Is targeting Nominal GDP (NGDP), which is promoted by market monetarists, a fair way to expand the money supply and level out the business cycle? I have already admitted that watching the path of NGDP is a great tool and leading indicator signaling boom or bust. The concept of NGDP futures is interesting, but fraught with danger.

 

Clark Anderson/Aquaimages

I am mostly concerned with fairness, regarding NGDP Targeting. I asked this question on a couple of econoblogs:

…Oh, by the way, the big banks did a form of NGDP targeting in rich neighborhoods. They permitted those that defaulted to live there free, so the prices would not crash in those neighborhoods. So, even in crash cities like Reno and Las Vegas, there were people living over 5 years in houses where the mortgage was not being paid.
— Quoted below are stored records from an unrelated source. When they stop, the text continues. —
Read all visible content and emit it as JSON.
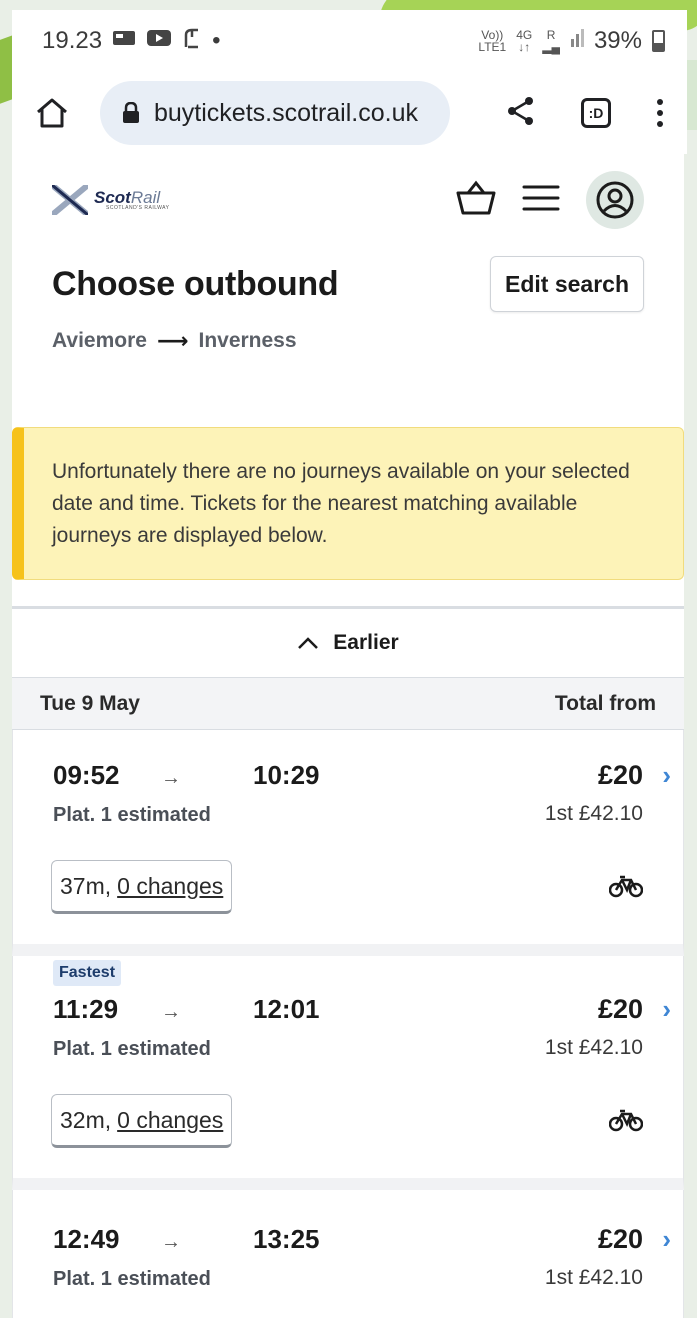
{
  "status_bar": {
    "time": "19.23",
    "network_top": "Vo))",
    "network_bottom": "LTE1",
    "signal_type": "4G",
    "signal_roaming": "R",
    "battery": "39%"
  },
  "browser": {
    "url": "buytickets.scotrail.co.uk",
    "tab_label": ":D"
  },
  "header": {
    "brand_main": "Scot",
    "brand_accent": "Rail",
    "brand_tag": "SCOTLAND'S RAILWAY"
  },
  "page": {
    "title": "Choose outbound",
    "edit_search": "Edit search",
    "origin": "Aviemore",
    "arrow": "⟶",
    "destination": "Inverness"
  },
  "notice": {
    "text": "Unfortunately there are no journeys available on your selected date and time. Tickets for the nearest matching available journeys are displayed below."
  },
  "results": {
    "earlier_label": "Earlier",
    "date": "Tue 9 May",
    "total_from": "Total from",
    "journeys": [
      {
        "badge": "",
        "depart": "09:52",
        "arrow": "→",
        "arrive": "10:29",
        "platform": "Plat. 1 estimated",
        "price": "£20",
        "first_class": "1st £42.10",
        "duration": "37m,",
        "changes": "0 changes"
      },
      {
        "badge": "Fastest",
        "depart": "11:29",
        "arrow": "→",
        "arrive": "12:01",
        "platform": "Plat. 1 estimated",
        "price": "£20",
        "first_class": "1st £42.10",
        "duration": "32m,",
        "changes": "0 changes"
      },
      {
        "badge": "",
        "depart": "12:49",
        "arrow": "→",
        "arrive": "13:25",
        "platform": "Plat. 1 estimated",
        "price": "£20",
        "first_class": "1st £42.10"
      }
    ]
  },
  "colors": {
    "notice_bg": "#fdf3b8",
    "notice_accent": "#f6c21b",
    "chevron": "#3f86d4",
    "badge_bg": "#dfe9f7"
  }
}
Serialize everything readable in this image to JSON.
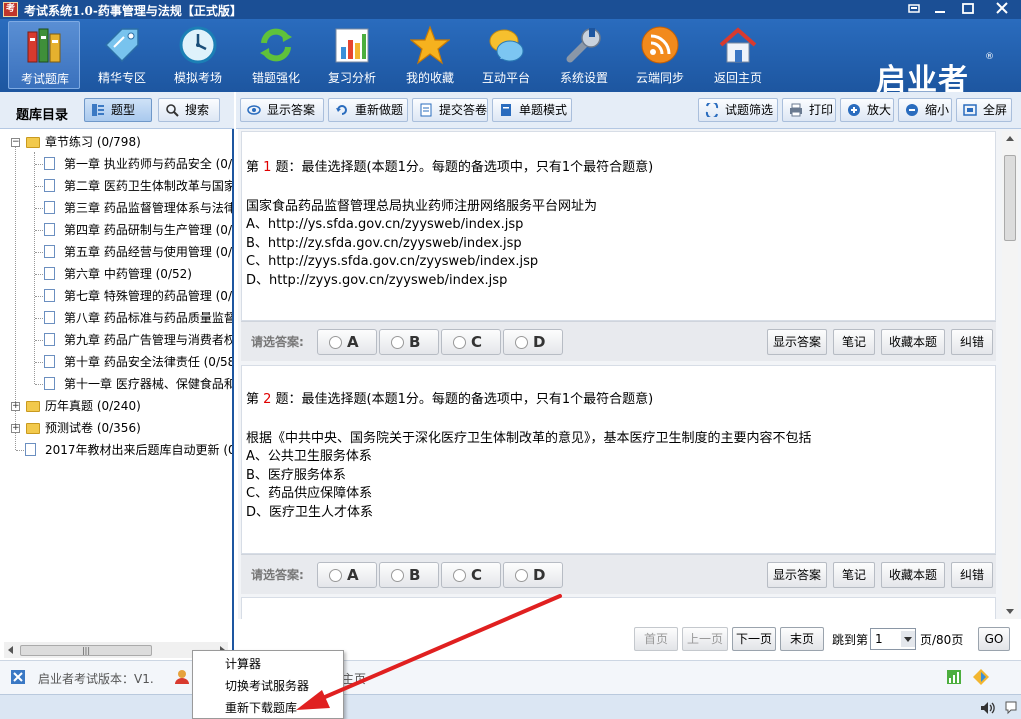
{
  "window": {
    "title": "考试系统1.0-药事管理与法规【正式版】",
    "app_icon_glyph": "考"
  },
  "ribbon": {
    "items": [
      {
        "label": "考试题库",
        "icon": "books-icon"
      },
      {
        "label": "精华专区",
        "icon": "tag-icon"
      },
      {
        "label": "模拟考场",
        "icon": "clock-icon"
      },
      {
        "label": "错题强化",
        "icon": "refresh-icon"
      },
      {
        "label": "复习分析",
        "icon": "bar-chart-icon"
      },
      {
        "label": "我的收藏",
        "icon": "star-icon"
      },
      {
        "label": "互动平台",
        "icon": "chat-bubbles-icon"
      },
      {
        "label": "系统设置",
        "icon": "wrench-icon"
      },
      {
        "label": "云端同步",
        "icon": "rss-icon"
      },
      {
        "label": "返回主页",
        "icon": "home-icon"
      }
    ],
    "brand": "启业者",
    "brand_mark": "®"
  },
  "left_panel": {
    "title": "题库目录",
    "type_button": "题型",
    "search_button": "搜索",
    "tree": [
      {
        "label": "章节练习 (0/798)",
        "level": 0,
        "kind": "folder",
        "expanded": true
      },
      {
        "label": "第一章  执业药师与药品安全 (0/",
        "level": 1,
        "kind": "doc"
      },
      {
        "label": "第二章  医药卫生体制改革与国家",
        "level": 1,
        "kind": "doc"
      },
      {
        "label": "第三章  药品监督管理体系与法律",
        "level": 1,
        "kind": "doc"
      },
      {
        "label": "第四章  药品研制与生产管理 (0/",
        "level": 1,
        "kind": "doc"
      },
      {
        "label": "第五章  药品经营与使用管理 (0/",
        "level": 1,
        "kind": "doc"
      },
      {
        "label": "第六章  中药管理 (0/52)",
        "level": 1,
        "kind": "doc"
      },
      {
        "label": "第七章  特殊管理的药品管理 (0/",
        "level": 1,
        "kind": "doc"
      },
      {
        "label": "第八章  药品标准与药品质量监督",
        "level": 1,
        "kind": "doc"
      },
      {
        "label": "第九章  药品广告管理与消费者权",
        "level": 1,
        "kind": "doc"
      },
      {
        "label": "第十章  药品安全法律责任 (0/58",
        "level": 1,
        "kind": "doc"
      },
      {
        "label": "第十一章  医疗器械、保健食品和",
        "level": 1,
        "kind": "doc"
      },
      {
        "label": "历年真题 (0/240)",
        "level": 0,
        "kind": "folder",
        "expanded": false
      },
      {
        "label": "预测试卷 (0/356)",
        "level": 0,
        "kind": "folder",
        "expanded": false
      },
      {
        "label": "2017年教材出来后题库自动更新 (0/",
        "level": 0,
        "kind": "doc"
      }
    ]
  },
  "toolbar": {
    "show_answer": "显示答案",
    "redo": "重新做题",
    "submit": "提交答卷",
    "single_mode": "单题模式",
    "filter": "试题筛选",
    "print": "打印",
    "zoom_in": "放大",
    "zoom_out": "缩小",
    "fullscreen": "全屏"
  },
  "questions": [
    {
      "prefix": "第 ",
      "number": "1",
      "header": " 题：最佳选择题(本题1分。每题的备选项中，只有1个最符合题意)",
      "stem": "国家食品药品监督管理总局执业药师注册网络服务平台网址为",
      "options": [
        "A、http://ys.sfda.gov.cn/zyysweb/index.jsp",
        "B、http://zy.sfda.gov.cn/zyysweb/index.jsp",
        "C、http://zyys.sfda.gov.cn/zyysweb/index.jsp",
        "D、http://zyys.gov.cn/zyysweb/index.jsp"
      ]
    },
    {
      "prefix": "第 ",
      "number": "2",
      "header": " 题：最佳选择题(本题1分。每题的备选项中，只有1个最符合题意)",
      "stem": "根据《中共中央、国务院关于深化医疗卫生体制改革的意见》，基本医疗卫生制度的主要内容不包括",
      "options": [
        "A、公共卫生服务体系",
        "B、医疗服务体系",
        "C、药品供应保障体系",
        "D、医疗卫生人才体系"
      ]
    }
  ],
  "answer_bar": {
    "prompt": "请选答案:",
    "choices": [
      "A",
      "B",
      "C",
      "D"
    ],
    "show_answer": "显示答案",
    "notes": "笔记",
    "favorite": "收藏本题",
    "report": "纠错"
  },
  "pager": {
    "first": "首页",
    "prev": "上一页",
    "next": "下一页",
    "last": "末页",
    "jump_to": "跳到第",
    "current_page": "1",
    "total": "页/80页",
    "go": "GO"
  },
  "status": {
    "version_text": "启业者考试版本：V1.",
    "extra_text": "主页"
  },
  "context_menu": {
    "items": [
      "计算器",
      "切换考试服务器",
      "重新下载题库"
    ]
  },
  "colors": {
    "title_bar": "#1b4f95",
    "ribbon": "#1d56a0",
    "question_number": "#e00000",
    "annotation_arrow": "#e02020"
  }
}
Of course, the average Joe was not afforded such a break. The banks didn’t care that the prices dropped in his neighborhood because they had big clients ready with credit lines to go in and pay cash at rock bottom prices on thousands of homes. So, they got the houses they wanted back through foreclosure and credit to their wealthy clients.

So, the question is, based on what the big banks did in the above statement, can NGDP targeting possibly be fair?

Looking at the example in the quote above, the banks did not really increase the money supply. It was not actual NGDP targeting. Letting people stay in the houses without paying made it look like the money supply was stable, and that prices were stable.

But this question is important in the light of our failure to establish a rise in interest rates throughout the world. NGDP targeting would most likely be better than the negative rates and cashless society that Sweden is facing. But otherwise, it could cause big problems.

I had one answer granted to me by the NGDP pros, as to fairness, that those working for higher, sticky wages could be hurt, but that the negative effects of NGDP Targeting are unknown. I don’t know if that is a definitive answer. But unknown is just what Wall Street needs, right? Not!